Les propongo un sencillo juego. Párense. Deténganse por un instante tras leer estas letras. Cierren los ojos. Imagínense que llegan a su casa, a su edificio. Recorran cada una de las plantas y frente a las puertas de las viviendas traten de recordar cuántas mujeres viven en ellas. Desde bebés recién nacidas hasta la vieja que aparece de vez en cuando en el ascensor, acompañada por sus nietos o baja la basura. Las que trabajan fuera del hogar, ¿dónde lo hacen? ¿A qué se dedican? Las que sólo viven al parecer para atender a sus hijos, esposo, nietos, tías o abuelas, ¿qué aspecto tienen? ¿Se les ve contentas? ¿Se oyen sus gritos por el patio de luces?

No hay que ser muy listo para confirmar lo que los estudios sociales vienen reflejando desde hace años: la feminización de la pobreza. Esto es, una situación generalizada en la mayoría de los países y que hace visible a las mujeres como colectivo que constituye la mayoría de la población pobre del planeta. Entre las vecinas seguro que hay mujeres jóvenes. Esas que pueblan los institutos y la universidad, las cajas de los supermercados, las cocinas de pizzerías y hamburgueserías, los comercios de franquicias o los bares de copas con contratos temporales más ajustados que la ropa que les exige llevar el encargado.

Las mujeres inmigrantes nos limpian la casa, nos cuidan a los viejos o nos recogen a los niños del colegio

Hace quince años, en España ya había más de cuatro millones de mujeres jóvenes, de entre 16 y 29 años, en riesgo de exclusión por la dificultad de acceso al mercado laboral y la explotación por efecto de los contratos temporales, los bajos salarios o la economía sumergida. Si el principal riesgo es la pobreza no hablemos de la dependencia y el retraso en entrar en la vida adulta. Y si encima carecen de estudios o han quedado embarazadas sin desearlo les toca el boleto, más el complementario.

Seguimos contemplando nuestro alrededor. Vemos a mujeres inmigrantes. Nos limpian la casa, nos cuidan a los viejos o nos recogen a los niños del colegio. Algunas hasta nos sirven una copa en los bares o recogen nuestras cosechas. A sus problemas legales tienen que sumar los familiares, económicos y laborales, así como una importante discriminación en relación con otros grupos de trabajadores, tanto mujeres españolas como varones inmigrantes. ¿Y qué me dicen de las prostitutas? A lo mejor no viven junto a nosotros, pero las vemos al anochecer en los polígonos industriales, en las carreteras, en los clubes de luces refulgentes.

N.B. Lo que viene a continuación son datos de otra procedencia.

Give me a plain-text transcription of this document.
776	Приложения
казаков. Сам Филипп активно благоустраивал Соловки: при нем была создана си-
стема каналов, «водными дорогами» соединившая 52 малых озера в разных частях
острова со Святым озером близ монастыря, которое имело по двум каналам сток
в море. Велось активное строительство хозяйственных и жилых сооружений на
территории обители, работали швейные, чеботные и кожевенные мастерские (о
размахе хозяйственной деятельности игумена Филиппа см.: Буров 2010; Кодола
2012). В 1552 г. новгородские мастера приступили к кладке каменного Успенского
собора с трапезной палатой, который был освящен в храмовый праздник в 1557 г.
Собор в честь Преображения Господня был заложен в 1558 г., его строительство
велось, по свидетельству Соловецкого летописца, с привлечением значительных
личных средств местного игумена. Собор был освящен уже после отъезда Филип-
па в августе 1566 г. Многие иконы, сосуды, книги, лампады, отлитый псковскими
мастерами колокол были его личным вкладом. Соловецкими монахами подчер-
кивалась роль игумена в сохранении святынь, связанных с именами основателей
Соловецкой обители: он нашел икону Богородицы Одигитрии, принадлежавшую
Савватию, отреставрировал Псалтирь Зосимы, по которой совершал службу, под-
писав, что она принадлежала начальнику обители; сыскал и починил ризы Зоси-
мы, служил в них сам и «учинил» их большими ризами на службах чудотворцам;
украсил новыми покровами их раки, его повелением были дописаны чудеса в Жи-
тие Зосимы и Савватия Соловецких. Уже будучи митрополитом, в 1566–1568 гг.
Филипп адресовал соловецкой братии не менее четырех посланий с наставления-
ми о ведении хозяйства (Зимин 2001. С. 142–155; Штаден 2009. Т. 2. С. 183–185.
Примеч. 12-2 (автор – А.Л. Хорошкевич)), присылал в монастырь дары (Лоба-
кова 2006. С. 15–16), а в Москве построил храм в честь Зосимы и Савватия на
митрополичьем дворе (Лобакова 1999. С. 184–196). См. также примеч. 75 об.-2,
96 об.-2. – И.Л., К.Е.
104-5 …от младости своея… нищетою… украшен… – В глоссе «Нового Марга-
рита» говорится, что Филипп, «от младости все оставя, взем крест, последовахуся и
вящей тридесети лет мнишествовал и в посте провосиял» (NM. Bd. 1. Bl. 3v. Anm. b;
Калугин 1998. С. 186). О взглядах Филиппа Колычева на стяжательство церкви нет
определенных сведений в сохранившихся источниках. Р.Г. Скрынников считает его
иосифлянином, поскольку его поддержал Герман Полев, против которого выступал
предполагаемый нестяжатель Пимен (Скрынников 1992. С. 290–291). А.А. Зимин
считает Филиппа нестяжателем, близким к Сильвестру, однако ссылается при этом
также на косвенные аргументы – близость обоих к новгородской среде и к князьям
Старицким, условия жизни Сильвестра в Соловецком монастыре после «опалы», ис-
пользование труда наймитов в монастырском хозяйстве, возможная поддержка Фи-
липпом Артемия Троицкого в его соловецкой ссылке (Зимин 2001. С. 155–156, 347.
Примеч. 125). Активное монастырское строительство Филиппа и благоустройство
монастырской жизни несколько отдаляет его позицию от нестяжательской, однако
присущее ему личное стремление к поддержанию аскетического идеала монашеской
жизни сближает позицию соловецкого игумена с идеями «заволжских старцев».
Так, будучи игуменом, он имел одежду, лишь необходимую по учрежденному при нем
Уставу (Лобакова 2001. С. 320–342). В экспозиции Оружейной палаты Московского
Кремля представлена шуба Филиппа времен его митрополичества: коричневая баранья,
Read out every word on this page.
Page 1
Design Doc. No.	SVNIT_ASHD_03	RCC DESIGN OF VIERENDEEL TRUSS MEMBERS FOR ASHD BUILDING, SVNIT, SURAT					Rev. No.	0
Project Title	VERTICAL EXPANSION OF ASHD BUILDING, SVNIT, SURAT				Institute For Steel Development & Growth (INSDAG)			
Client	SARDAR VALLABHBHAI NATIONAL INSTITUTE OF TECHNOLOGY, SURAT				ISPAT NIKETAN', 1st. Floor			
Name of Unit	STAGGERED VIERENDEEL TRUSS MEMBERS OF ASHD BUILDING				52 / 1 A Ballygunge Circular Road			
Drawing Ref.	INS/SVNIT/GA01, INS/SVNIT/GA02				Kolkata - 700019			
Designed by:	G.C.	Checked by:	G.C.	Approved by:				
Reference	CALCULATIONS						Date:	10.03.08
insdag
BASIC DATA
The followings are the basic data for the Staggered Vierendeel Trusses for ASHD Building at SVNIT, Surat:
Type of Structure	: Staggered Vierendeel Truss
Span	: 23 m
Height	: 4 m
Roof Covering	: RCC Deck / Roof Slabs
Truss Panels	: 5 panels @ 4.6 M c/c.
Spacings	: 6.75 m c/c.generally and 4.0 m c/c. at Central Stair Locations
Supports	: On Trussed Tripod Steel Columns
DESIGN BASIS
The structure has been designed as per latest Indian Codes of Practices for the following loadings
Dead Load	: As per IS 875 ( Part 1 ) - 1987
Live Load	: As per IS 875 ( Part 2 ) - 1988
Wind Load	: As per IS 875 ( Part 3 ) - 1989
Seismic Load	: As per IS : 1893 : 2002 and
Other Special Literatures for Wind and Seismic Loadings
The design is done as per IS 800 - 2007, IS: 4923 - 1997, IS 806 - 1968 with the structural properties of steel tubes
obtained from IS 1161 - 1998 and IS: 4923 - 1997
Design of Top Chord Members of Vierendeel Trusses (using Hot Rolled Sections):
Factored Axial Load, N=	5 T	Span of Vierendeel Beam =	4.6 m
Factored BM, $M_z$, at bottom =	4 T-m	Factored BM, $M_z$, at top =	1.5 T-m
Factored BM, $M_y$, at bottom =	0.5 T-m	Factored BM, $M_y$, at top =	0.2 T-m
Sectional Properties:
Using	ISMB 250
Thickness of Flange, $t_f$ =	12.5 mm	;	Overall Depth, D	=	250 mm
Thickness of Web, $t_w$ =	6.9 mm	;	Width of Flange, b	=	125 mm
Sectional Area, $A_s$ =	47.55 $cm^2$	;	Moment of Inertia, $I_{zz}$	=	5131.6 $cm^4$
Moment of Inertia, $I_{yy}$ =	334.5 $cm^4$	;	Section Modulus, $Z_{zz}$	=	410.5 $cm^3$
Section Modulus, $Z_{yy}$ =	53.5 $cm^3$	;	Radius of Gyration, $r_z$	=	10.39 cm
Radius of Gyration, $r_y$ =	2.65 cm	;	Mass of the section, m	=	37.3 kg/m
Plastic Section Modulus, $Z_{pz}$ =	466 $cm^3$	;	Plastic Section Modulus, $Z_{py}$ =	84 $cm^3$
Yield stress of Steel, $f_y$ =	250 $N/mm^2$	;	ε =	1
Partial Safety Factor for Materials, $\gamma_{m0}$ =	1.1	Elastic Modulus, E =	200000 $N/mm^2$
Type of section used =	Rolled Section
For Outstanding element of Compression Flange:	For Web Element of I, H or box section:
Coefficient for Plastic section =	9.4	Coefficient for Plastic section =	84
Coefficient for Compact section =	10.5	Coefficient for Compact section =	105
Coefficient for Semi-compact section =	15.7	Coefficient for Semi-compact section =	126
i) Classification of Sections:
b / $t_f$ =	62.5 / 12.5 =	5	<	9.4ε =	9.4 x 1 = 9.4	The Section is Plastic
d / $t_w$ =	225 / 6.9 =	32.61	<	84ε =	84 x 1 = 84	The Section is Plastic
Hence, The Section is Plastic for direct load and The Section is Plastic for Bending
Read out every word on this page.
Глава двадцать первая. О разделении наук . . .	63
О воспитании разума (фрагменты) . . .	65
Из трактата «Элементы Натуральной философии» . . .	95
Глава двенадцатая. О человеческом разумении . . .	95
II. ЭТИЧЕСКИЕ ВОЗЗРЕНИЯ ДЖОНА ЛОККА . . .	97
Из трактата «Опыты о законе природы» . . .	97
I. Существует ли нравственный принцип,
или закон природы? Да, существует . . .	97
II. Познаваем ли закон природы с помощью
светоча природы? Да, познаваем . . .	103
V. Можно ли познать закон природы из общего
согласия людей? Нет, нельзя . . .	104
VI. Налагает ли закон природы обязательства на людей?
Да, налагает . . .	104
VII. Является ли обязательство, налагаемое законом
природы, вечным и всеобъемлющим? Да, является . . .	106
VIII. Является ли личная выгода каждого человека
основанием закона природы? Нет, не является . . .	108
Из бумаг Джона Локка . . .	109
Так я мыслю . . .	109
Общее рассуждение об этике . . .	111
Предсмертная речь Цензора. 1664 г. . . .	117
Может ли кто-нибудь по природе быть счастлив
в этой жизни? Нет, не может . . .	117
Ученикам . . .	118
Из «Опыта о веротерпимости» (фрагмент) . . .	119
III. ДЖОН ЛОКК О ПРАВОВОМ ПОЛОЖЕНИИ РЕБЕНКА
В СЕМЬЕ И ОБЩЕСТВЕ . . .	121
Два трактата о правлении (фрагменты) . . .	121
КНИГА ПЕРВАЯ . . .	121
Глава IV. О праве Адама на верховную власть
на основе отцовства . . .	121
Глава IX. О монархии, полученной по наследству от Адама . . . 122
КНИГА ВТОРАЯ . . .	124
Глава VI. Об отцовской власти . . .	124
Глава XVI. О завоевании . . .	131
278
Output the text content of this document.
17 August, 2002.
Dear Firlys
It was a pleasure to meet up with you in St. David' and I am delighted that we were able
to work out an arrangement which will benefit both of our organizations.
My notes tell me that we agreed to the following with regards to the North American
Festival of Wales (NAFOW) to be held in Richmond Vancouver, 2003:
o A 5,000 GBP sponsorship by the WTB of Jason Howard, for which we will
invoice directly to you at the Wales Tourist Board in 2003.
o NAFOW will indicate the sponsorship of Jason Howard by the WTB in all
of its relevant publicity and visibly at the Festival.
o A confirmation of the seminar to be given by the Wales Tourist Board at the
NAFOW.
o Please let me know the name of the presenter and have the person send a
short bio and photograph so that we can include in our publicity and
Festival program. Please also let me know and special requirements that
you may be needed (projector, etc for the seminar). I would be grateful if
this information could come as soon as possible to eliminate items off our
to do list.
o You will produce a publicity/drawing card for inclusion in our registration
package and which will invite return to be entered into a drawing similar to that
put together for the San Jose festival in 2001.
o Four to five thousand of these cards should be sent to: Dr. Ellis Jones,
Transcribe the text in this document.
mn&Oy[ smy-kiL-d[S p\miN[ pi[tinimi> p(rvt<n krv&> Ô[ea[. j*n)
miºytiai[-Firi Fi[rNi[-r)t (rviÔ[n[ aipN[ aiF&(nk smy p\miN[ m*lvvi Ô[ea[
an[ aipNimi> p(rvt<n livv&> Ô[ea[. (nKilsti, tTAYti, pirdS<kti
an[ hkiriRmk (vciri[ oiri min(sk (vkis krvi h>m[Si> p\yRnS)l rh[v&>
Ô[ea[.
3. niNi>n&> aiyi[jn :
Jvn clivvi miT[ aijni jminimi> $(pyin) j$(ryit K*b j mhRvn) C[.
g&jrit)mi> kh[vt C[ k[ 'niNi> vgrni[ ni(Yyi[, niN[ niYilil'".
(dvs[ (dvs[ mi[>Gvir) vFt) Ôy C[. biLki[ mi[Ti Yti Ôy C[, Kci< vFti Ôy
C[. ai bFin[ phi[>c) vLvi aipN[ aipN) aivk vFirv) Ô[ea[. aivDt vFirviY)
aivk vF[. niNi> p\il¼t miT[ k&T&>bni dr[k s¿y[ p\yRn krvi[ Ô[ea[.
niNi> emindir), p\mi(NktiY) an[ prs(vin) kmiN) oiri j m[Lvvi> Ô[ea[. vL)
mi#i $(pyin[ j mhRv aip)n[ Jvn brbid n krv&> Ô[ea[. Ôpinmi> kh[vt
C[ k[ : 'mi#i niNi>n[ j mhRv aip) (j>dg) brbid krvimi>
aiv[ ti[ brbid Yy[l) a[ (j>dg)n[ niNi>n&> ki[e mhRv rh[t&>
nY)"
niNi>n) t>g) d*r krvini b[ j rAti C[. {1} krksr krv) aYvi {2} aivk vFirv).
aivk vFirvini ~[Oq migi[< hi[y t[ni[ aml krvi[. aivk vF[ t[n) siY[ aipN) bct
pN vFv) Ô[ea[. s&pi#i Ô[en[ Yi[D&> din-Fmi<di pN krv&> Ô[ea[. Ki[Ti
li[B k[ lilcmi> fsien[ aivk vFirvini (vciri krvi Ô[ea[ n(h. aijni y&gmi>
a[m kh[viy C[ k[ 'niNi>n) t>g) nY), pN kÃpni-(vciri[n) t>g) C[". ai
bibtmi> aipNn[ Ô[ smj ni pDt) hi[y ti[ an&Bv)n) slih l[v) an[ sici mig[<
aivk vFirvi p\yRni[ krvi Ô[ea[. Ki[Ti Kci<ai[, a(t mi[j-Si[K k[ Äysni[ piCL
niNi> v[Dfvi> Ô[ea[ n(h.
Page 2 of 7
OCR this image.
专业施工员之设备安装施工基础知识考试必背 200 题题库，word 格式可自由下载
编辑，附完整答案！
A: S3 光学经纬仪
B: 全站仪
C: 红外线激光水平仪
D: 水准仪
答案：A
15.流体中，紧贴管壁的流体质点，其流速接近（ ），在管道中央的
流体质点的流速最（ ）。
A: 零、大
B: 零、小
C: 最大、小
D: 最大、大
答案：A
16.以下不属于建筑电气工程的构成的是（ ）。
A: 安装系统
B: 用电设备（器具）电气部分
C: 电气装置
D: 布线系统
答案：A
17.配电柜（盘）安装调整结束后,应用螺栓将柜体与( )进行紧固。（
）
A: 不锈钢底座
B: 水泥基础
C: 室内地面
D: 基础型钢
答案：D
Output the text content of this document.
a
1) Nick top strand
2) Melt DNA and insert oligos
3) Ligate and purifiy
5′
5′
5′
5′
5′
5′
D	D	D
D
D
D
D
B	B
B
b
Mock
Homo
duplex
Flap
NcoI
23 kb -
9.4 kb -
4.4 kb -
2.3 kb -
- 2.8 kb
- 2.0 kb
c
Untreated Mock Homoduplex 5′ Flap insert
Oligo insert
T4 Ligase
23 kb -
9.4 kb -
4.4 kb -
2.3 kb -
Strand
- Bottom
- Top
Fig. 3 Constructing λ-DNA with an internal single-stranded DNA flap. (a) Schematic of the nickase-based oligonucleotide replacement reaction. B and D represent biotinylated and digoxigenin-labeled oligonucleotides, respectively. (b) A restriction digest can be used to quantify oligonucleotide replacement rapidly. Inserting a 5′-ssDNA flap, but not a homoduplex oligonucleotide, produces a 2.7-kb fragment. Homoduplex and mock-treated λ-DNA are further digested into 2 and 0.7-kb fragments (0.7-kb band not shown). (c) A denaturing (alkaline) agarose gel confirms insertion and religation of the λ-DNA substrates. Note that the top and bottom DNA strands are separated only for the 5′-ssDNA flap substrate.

Estas, más que pobres, son hijas de la pobreza.

A quienes sí reconocemos, con seguridad, son a esas mujeres y madres solteras, cabezas de familias monoparentales. Separadas, divorciadas y viudas. ¿Recuerdan aquel juego de la infancia, para saltar a la comba, en el que se cantaba aquello de “soltera, casada, viuda… y monja”? ¿Cuántos grupos de riesgo habría que añadir ahora en la canción? Casi tantos como para no parar nunca de saltar. Y a las viudas pensionistas, esas que perciben el 45 por ciento de la base reguladora del cónyuge, si se encontraba en activo, y el 60 si estaba jubilado. A la brecha salarial se suma, por razón de aquella, la de las pensiones por jubilación, por su dedicación al trabajo doméstico, en la economía sumergida y, en general, los regímenes de menores prestaciones.

Si abren finalmente los ojos, ¿no creen que existen razones suficientes para una huelga el próximo 8 de marzo? Respondan sinceramente. De mujeres… y de hombres.